I love raspberries, but I hate that they are so expensive. I saw them at Cosco recently for a good price, so I picked some up. I made cupcakes with half, but was left with trying to decide what to do with the rest of them. I didn’t have enough for sorbet, but I have been wanting to try this Chocolate Raspberry Ice Cream, so I went with that. I love the combination of raspberries and chocolate, and couldn’t wait to taste this ice cream. I’ve never had the combination blended together the way before. It’s always been desserts such as raspberries on top of a piece of cake, where they complement each other, but aren’t totally mixed. I loved the flavor of this ice cream. It was such a nice contrast with the sweetness of the chocolate and the tanginess of the raspberries. It’s not a commonly seen ice cream combination, but one that you should definitely try 🙂 The recipe says that straining the raspberries is an optional step, but I would definitely do it.

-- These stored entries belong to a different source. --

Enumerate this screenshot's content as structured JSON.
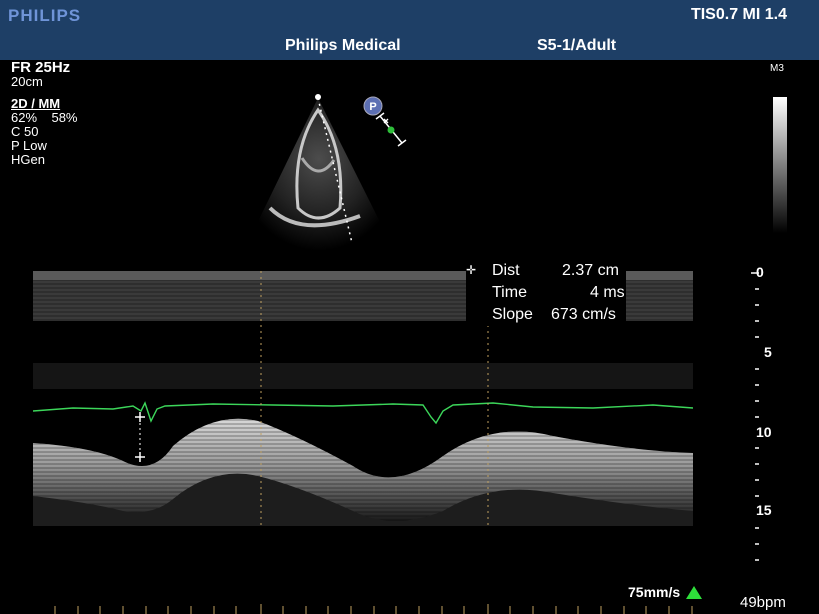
{
  "header": {
    "brand": "PHILIPS",
    "tis_mi": "TIS0.7   MI 1.4",
    "center_title": "Philips Medical",
    "probe_preset": "S5-1/Adult"
  },
  "params": {
    "frame_rate": "FR 25Hz",
    "depth": "20cm",
    "mode": "2D / MM",
    "gain": "62%    58%",
    "compression": "C 50",
    "power": "P Low",
    "frequency": "HGen"
  },
  "gray_map": "M3",
  "icons": {
    "probe_marker": "P"
  },
  "measurement": {
    "dist_label": "Dist",
    "dist_value": "2.37 cm",
    "time_label": "Time",
    "time_value": "4 ms",
    "slope_label": "Slope",
    "slope_value": "673 cm/s"
  },
  "depth_scale": [
    "0",
    "5",
    "10",
    "15"
  ],
  "sweep_speed": "75mm/s",
  "heart_rate": "49bpm",
  "colors": {
    "header_bg": "#1e3f66",
    "brand": "#6f94d8",
    "ecg": "#3cd65a",
    "caliper": "#c0a060",
    "speed_icon": "#2ede3a"
  }
}
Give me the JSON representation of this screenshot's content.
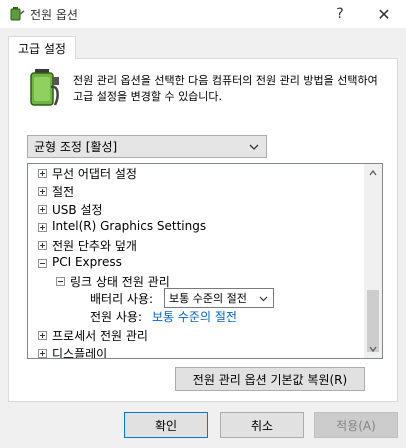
{
  "window": {
    "title": "전원 옵션",
    "help_label": "?",
    "close_label": "✕"
  },
  "tab": {
    "label": "고급 설정"
  },
  "description": "전원 관리 옵션을 선택한 다음 컴퓨터의 전원 관리 방법을 선택하여 고급 설정을 변경할 수 있습니다.",
  "scheme": {
    "selected": "균형 조정 [활성]"
  },
  "tree": {
    "items": [
      {
        "label": "무선 어댑터 설정",
        "expander": "plus"
      },
      {
        "label": "절전",
        "expander": "plus"
      },
      {
        "label": "USB 설정",
        "expander": "plus"
      },
      {
        "label": "Intel(R) Graphics Settings",
        "expander": "plus"
      },
      {
        "label": "전원 단추와 덮개",
        "expander": "plus"
      },
      {
        "label": "PCI Express",
        "expander": "minus"
      },
      {
        "label": "링크 상태 전원 관리",
        "expander": "minus"
      },
      {
        "label": "프로세서 전원 관리",
        "expander": "plus"
      },
      {
        "label": "디스플레이",
        "expander": "plus"
      }
    ],
    "battery_label": "배터리 사용:",
    "battery_value": "보통 수준의 절전",
    "plugged_label": "전원 사용:",
    "plugged_value": "보통 수준의 절전"
  },
  "buttons": {
    "restore": "전원 관리 옵션 기본값 복원(R)",
    "ok": "확인",
    "cancel": "취소",
    "apply": "적용(A)"
  },
  "icons": {
    "title": "power-options-icon",
    "description": "battery-plug-icon"
  },
  "colors": {
    "link": "#0066cc",
    "focus_border": "#0078d7"
  }
}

It’s kind of a pain, but it’s worth it to not have to worry about raspberry seeds in your ice cream!
Chocolate Raspberry Ice Cream
Source: The Perfect Scoop by David Lebovitz
1 ½ cups heavy cream
5 tablespoons unsweetened Dutch-process cocoa powder
2/3 cup sugar
2 cups raspberries, fresh or frozen
Whisk together the cream, cocoa powder, and sugar in a large saucepan. Heat the mixture, whisking frequently, until it comes to a full, rolling boil (it will start to foam up). Remove from the heat and add the raspberries. Cover and let stand for 10 minutes.
Puree the mixture in a food processor or blender. If you wish, press the mixture through a mesh strainer to remove the seeds.
Chill the mixture thoroughly, then freeze it in your ice cream maker according to the manufacturer’s instructions.